Spielman and Glovinsky propose the 3P model to distinguish between predisposing, precipitating, and perpetuating components of insomnia. Predisposing factors include genetic vulnerability for insomnia. Such factors may explain why some people develop insomnia, for example, in response to stress or jet lag. Watson et al found that 50% of the variance for the risk of insomnia could be attributed to genetics; Bonnet and Arand also found that insomniacs are more likely to experience hyper-arousal both when awake and asleep, which would make it much more difficult to sleep. Research suggests physiological factors may also predispose a person to develop insomnia. Secondly, precipitating factors are the events that trigger the disorder in a vulnerable individual. Two individuals may experience the same stressors but only one develops insomnia due to predisposing factors. Environmental triggers for insomnia include stress at work, exams, and shift work. Finally, perpetuating factors are also important i.e. factors that maintain insomnia when the original causes have disappeared or been treated. These factors include being tense when going to bed because of previous sleep problems. Espie suggests that such factors perpetuating are the key to chronic insomnia.

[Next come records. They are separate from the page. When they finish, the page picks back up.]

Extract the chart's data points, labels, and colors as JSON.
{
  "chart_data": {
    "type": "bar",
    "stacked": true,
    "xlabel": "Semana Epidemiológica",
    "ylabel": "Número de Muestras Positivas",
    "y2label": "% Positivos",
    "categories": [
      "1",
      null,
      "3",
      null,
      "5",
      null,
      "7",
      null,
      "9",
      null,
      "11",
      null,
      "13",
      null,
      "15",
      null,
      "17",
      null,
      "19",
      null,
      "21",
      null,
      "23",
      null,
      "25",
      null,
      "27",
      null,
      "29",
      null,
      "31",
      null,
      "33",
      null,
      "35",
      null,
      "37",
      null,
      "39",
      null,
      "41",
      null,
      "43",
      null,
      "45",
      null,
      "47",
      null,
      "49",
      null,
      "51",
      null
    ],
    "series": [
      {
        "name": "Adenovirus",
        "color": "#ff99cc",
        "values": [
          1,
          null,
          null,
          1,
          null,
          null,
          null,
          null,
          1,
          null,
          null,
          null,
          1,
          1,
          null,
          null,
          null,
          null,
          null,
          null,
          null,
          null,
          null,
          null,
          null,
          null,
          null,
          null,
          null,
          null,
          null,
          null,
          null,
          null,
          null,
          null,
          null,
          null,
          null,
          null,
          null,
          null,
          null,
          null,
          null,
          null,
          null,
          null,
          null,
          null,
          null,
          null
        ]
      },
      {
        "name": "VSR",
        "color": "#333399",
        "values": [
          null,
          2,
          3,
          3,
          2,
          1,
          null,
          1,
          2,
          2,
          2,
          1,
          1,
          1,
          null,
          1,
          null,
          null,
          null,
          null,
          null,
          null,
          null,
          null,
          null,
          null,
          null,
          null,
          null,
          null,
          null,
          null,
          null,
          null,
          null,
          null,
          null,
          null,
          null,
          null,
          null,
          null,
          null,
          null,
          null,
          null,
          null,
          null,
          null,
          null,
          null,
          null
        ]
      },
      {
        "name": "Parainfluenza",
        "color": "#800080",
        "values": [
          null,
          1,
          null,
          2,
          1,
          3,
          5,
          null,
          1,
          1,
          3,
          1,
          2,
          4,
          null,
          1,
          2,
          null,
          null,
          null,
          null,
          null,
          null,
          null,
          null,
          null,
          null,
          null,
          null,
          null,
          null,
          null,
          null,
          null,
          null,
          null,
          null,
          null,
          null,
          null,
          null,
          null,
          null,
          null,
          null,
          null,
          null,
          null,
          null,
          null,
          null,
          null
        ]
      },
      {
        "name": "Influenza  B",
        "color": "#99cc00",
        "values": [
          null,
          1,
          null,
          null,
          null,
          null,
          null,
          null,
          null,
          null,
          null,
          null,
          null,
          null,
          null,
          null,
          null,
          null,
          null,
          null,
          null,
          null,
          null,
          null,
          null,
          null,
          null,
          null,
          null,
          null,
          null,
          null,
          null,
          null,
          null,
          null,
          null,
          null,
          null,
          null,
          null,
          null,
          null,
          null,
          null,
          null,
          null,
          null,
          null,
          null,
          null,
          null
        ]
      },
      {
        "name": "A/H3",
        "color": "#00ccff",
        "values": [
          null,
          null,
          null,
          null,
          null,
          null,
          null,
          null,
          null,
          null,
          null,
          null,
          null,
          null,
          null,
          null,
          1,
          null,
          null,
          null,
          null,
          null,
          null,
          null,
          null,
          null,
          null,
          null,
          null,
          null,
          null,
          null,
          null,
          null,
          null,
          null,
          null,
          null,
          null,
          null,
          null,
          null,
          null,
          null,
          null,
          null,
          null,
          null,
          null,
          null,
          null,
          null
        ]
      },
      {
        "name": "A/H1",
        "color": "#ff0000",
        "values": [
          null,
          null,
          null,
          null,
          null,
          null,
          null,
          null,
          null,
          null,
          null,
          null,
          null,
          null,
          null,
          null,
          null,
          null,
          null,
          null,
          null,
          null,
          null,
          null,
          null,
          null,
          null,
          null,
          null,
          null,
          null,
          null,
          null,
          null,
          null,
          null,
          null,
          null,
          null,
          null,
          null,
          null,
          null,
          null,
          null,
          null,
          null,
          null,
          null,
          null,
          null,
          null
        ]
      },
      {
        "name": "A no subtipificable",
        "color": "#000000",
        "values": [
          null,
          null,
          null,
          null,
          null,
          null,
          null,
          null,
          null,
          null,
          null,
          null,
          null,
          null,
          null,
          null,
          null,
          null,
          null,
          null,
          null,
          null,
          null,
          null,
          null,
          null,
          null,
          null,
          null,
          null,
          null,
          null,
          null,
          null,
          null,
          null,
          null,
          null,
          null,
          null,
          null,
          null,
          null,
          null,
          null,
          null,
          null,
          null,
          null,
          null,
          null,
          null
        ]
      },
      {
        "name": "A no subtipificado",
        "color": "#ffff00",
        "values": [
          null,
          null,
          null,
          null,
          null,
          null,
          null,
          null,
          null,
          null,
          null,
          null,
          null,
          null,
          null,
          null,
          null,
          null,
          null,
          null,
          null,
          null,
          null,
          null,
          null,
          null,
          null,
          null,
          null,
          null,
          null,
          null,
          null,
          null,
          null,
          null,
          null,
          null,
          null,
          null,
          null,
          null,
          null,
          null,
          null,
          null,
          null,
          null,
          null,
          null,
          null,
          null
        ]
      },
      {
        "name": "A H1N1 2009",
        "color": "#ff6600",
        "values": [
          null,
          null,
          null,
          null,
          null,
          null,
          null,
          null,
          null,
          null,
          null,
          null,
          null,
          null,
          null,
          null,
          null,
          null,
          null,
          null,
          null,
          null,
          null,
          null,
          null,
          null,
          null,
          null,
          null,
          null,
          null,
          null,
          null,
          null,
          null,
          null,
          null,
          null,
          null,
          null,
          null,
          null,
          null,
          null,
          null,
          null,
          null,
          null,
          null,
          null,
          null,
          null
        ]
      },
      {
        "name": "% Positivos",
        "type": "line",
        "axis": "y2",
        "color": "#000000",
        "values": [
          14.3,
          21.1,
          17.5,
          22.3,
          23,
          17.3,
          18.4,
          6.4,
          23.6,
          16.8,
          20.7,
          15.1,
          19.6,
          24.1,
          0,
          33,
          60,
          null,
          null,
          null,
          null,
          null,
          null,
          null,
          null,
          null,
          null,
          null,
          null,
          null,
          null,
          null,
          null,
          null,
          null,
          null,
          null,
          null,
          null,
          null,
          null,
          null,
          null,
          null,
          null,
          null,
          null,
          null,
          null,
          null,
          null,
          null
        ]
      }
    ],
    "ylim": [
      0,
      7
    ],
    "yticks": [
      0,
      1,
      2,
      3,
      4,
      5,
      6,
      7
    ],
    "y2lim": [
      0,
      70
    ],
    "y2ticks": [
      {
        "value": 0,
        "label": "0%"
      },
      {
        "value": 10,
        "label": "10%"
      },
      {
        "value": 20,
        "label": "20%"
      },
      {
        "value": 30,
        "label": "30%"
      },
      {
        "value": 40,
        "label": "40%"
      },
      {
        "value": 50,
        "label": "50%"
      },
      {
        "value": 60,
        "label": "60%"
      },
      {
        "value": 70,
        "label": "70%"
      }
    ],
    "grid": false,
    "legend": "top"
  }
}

Babies sleep a lot more than children and adults, and also have different sleep patterns and different stages of sleep. They tend to sleep about 16 hours a day, but their sleep is not continuous – they usually wake up every hour or so because their sleep cycles are shorter than the adult 90 minute cycle. Infants have sleep stages that are similar to adult stages called quiet sleep (SWS) and active sleep (REM); at birth there is more active sleep than adult REM sleep, about half of their sleep is spent in active sleep. By the age of six months a circadian rhythm is established and by the age of one, infants are usually sleeping mainly at night, with one or two naps during the day. However, it is not known whether REM activity is accompanied by dreaming as young children cannot give reliable reports. By the age of five, children have EEG patterns that look similar to adults but they are still sleeping about 12 hours per day and have more REM activity, about 30% of sleep time. It is not uncommon for children of this age to experience a variety of parasomnias such as sleep walking or night terrors. During childhood, the need for sleep decrease but in adolescence, it increases to nine or ten hours a night. Circadian rhythms also change so that teenagers feel naturally more awake later at night and have more difficulty getting up early, which is a phase delay. Finally, ‘normal’ adult sleep is typically about eight hours per night, with 25% REM sleep. Childhood parasomnias such as sleep walking are rarer but there is increasing frequency of other sleep disorder such as insomnia or apnoea. With increasing age, the pattern of sleeping changes; REM sleep decreases to about 20% or sleep time and SWS is reduced to as little as 5% or even none at all. Older people also experience phase advance of circadian rhythms, feeling sleepier earlier in the evening and waking up earlier.